第三話 キャッシュフロー計算書⑦


 銃声に驚き再び二人がドアを開ける。


 そこには、うつぶせに倒れている猫道とそれを見下ろす鷺がいた。

 鷺は右手に持っていた拳銃を胸にしまうところだった。


 更にその二人を、一人と一つの死体を、すでに死体になっていた牛囃が高いところから見下ろしていた。


「おい!」


 鷺と猫道、おそらく両方に対して叫んだ蘇合が部屋の中央まで走り、猫道のそばまで向かう。

 猫道と床の間からは、血が広がり始めていた。


「きゅ、きゅうきゅう」

「必要ない」


 今しがた人を撃ったとは思えない落ち着いた声で、鷺が栴檀の方を向いた蘇合を制止する。

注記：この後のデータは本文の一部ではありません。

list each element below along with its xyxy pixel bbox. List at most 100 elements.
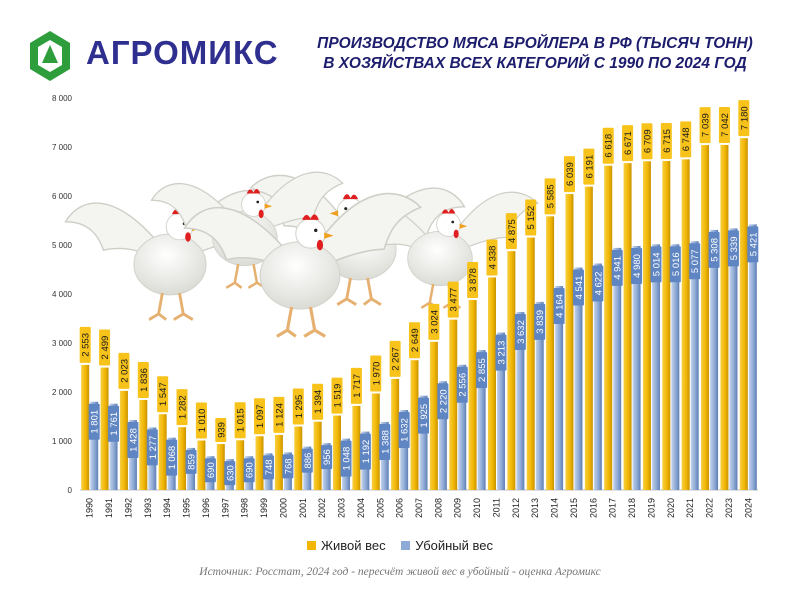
bar-slaughter-weight [729, 228, 738, 491]
x-tick-label: 1997 [220, 498, 230, 518]
data-label-slaughter-weight: 4 541 [574, 276, 585, 300]
data-label-slaughter-weight: 3 632 [516, 320, 527, 344]
x-tick-label: 1992 [123, 498, 133, 518]
data-label-box [234, 402, 246, 439]
data-label-box [747, 226, 759, 263]
data-label-live-weight: 2 499 [100, 336, 111, 360]
data-label-slaughter-weight: 5 014 [651, 252, 662, 276]
legend-swatch-live [306, 541, 316, 550]
bar-live-weight [81, 364, 90, 490]
bar-live-weight [255, 436, 264, 490]
data-label-live-weight: 3 024 [429, 310, 440, 334]
data-label-live-weight: 6 715 [662, 129, 673, 153]
bar-slaughter-weight [438, 381, 447, 490]
data-label-box [641, 123, 653, 160]
data-label-box [622, 125, 634, 162]
y-tick-label: 0 [68, 486, 73, 495]
data-label-box [88, 403, 100, 440]
data-label-slaughter-weight: 5 308 [710, 238, 721, 262]
bar-slaughter-weight [574, 267, 583, 490]
x-tick-label: 2009 [453, 498, 463, 518]
data-label-slaughter-weight: 4 622 [593, 272, 604, 296]
data-label-live-weight: 6 671 [623, 131, 634, 155]
brand-name: АГРОМИКС [86, 34, 279, 71]
data-label-box [514, 314, 526, 351]
data-labels: 2 553 1 801 2 499 1 761 2 023 1 428 1 836 1 277… [79, 100, 759, 486]
data-label-live-weight: 7 042 [720, 113, 731, 137]
bar-live-weight [371, 393, 380, 490]
data-label-box [650, 246, 662, 283]
x-tick-label: 1991 [104, 498, 114, 518]
bar-live-weight [584, 186, 593, 491]
source-note: Источник: Росстат, 2024 год - пересчёт ж… [199, 566, 601, 578]
x-tick-label: 2014 [550, 498, 560, 518]
bar-slaughter-weight [109, 403, 118, 490]
bar-live-weight [720, 144, 729, 490]
bar-live-weight [352, 405, 361, 490]
data-label-box [243, 458, 255, 483]
bar-slaughter-weight [535, 301, 544, 490]
data-label-live-weight: 4 338 [487, 246, 498, 270]
data-label-live-weight: 7 180 [739, 106, 750, 130]
data-label-box [553, 287, 565, 324]
x-tick-label: 2019 [646, 498, 656, 518]
data-label-box [137, 362, 149, 399]
bar-live-weight [662, 160, 671, 490]
data-label-box [215, 417, 227, 442]
data-label-box [224, 461, 236, 486]
data-label-box [572, 269, 584, 306]
data-label-live-weight: 2 553 [81, 333, 92, 357]
data-label-live-weight: 1 124 [274, 403, 285, 427]
data-label-live-weight: 2 023 [119, 359, 130, 383]
chart-title: ПРОИЗВОДСТВО МЯСА БРОЙЛЕРА В РФ (ТЫСЯЧ Т… [300, 34, 770, 74]
chicken-icon [345, 191, 539, 309]
data-label-box [727, 230, 739, 267]
data-label-box [583, 148, 595, 185]
data-label-box [282, 454, 294, 479]
data-label-box [398, 412, 410, 449]
data-label-box [254, 398, 266, 435]
data-label-box [718, 106, 730, 143]
data-label-slaughter-weight: 886 [303, 453, 314, 469]
data-label-box [118, 352, 130, 389]
chart-title-line-1: ПРОИЗВОДСТВО МЯСА БРОЙЛЕРА В РФ (ТЫСЯЧ Т… [317, 35, 753, 52]
x-tick-label: 2022 [705, 498, 715, 518]
data-label-slaughter-weight: 1 925 [419, 404, 430, 428]
data-label-live-weight: 6 748 [681, 127, 692, 151]
data-label-slaughter-weight: 1 388 [380, 430, 391, 454]
bar-slaughter-weight [516, 312, 525, 490]
axes: 0 1 000 2 000 3 000 4 000 5 000 6 000 7 000 8 00… [52, 94, 758, 518]
x-tick-label: 1994 [162, 498, 172, 518]
x-tick-label: 2017 [608, 498, 618, 518]
data-label-box [660, 122, 672, 159]
data-label-box [738, 100, 750, 137]
data-label-slaughter-weight: 4 980 [632, 254, 643, 278]
data-label-live-weight: 7 039 [701, 113, 712, 137]
data-label-slaughter-weight: 859 [187, 454, 198, 470]
logo: АГРОМИКС [28, 30, 348, 82]
data-label-box [301, 448, 313, 473]
bar-live-weight [158, 414, 167, 490]
data-label-live-weight: 2 267 [391, 347, 402, 371]
data-label-live-weight: 939 [216, 422, 227, 438]
bar-live-weight [178, 427, 187, 490]
data-label-box [108, 405, 120, 442]
x-tick-label: 2016 [588, 498, 598, 518]
data-label-box [495, 334, 507, 371]
x-tick-label: 2004 [356, 498, 366, 518]
data-label-slaughter-weight: 1 632 [400, 418, 411, 442]
data-label-box [409, 322, 420, 359]
bar-slaughter-weight [477, 350, 486, 490]
data-label-slaughter-weight: 2 855 [477, 358, 488, 382]
data-label-live-weight: 1 394 [313, 390, 324, 414]
data-label-box [669, 246, 681, 283]
data-label-live-weight: 5 152 [526, 206, 537, 230]
data-label-box [79, 326, 91, 363]
chart-title-line-2: В ХОЗЯЙСТВАХ ВСЕХ КАТЕГОРИЙ С 1990 ПО 20… [323, 55, 747, 72]
data-label-box [631, 247, 643, 284]
bar-live-weight [701, 145, 710, 491]
bar-live-weight [468, 299, 477, 490]
x-tick-label: 1996 [201, 498, 211, 518]
bar-live-weight [410, 360, 419, 490]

 出血量から見て、猫道が助かるとは栴檀にも思えなかった。


「確かに牛囃は死んでいるようだ」


 鷺がスマホを耳に当て、どこかと連絡を始める。


「『こちら』の件については我々で対処しておく。回収室は何もしなくていい」

「どうするんだ?」

「どうする? とは?」

「牛囃が死んじまったら、USPも終わりだろうが」


 宗教的な教義も実績もない新興宗教だ。

 その教祖がいなくなってしまえば、頭をもがれた生き物のように死んでしまうだろう。


「そうだな、では牛囃は当面生かしておこう」

「なんだって?」

「我々の方で、牛囃はしばらく生きていることにする」


 簡単に言ってのける。


「何を言っているんだオマエは?」

「幸い、死体を見ているものはお前たちしかいない。信者たちに気が付かれないように工作して、しばらくは死を隠蔽する」


 オブジェのように部屋に調和してしまっている牛囃の死をなかったことにしようというのだ。


「そんなことができるわけ……」

「我々ならできる。これまでもそうしてきたし、これからもそうする」

「ってことは、そのために猫道を撃ったんだな」

「そうだ」


 牛囃が死んだという事実を知っている人間は、栴檀、蘇合と今来た鷺を除けば、猫道しかない。

 証拠隠滅をしたということだろう。


「お前っ! 人間を何だと」


 なおも食ってかかろうとしている蘇合の肩を栴檀が叩く。


「回収室には関係ない」

「そうだ。そちらには関係のない話だ」

「なんでそんなことを」

「宗教において、教祖が突然死んだという情報は避けるべきだ。信者に混乱が起こる可能性がある。USPに殉教する人間がいるとは思えないが、要らぬ面倒は避けたい。特に、債券が見つかっていない現状ではな。見つかっていないんだろう?」


 回収室と鷺のいる内調の本命は、USPではなく消えた米国債券だ。

 渋々といった顔で蘇合もうなずく。


「まさか、お前たちが殺したわけじゃないんだろう?」

「ああ、それはその通りだ」


 蘇合は何か言いたそうにしていたが、栴檀が脇から口を出した。


「そうか、なら問題ない。建物の内部は我々が捜索する。債券が見つからなければ引き続き回収室に協力を要請する」


 一方的に鷺は言い切り、話を終えられてしまった。


「いや、待ってくれ」


 立ち去ろうとする鷺を栴檀が引き留める。


「一つだけおかしな事がある」


 事態が落ち着いて、思考がクリアになり、栴檀の中で符合しない情報が出てきた。


「なんだ?」

「牛囃が死ぬ直前に話をしたが、直前といってもやはり時間が短すぎる」

「どういうことだ?」


 栴檀は、牛囃に呼ばれてから先ほどまでのあらましを鷺に話した。


「つまり、自分と話をした人物と、ここで死んでいた人物は別人の可能性がある」


 トリックが何でもありだというのなら、その可能性が一番高かった。

 まるでかつて火災で死んだことにするために偽物を用意した馬酔木のようであるが、馬酔木と牛囃が繋がっているのであれば、その可能性は十分考慮に値するものだろう。


 だが、その場合、どちらが本当の牛囃なのか。それはわからない。


「……なるほど。それも調べさせよう」

「行くぞ、栴檀」


 栴檀のスーツを軽く引っ張って蘇合が言った。


「こんなところ、長居する場所じゃねえ」


 疲れ切った表情をしていた蘇合は、栴檀からは一気に数年歳を取ったようにも見えた。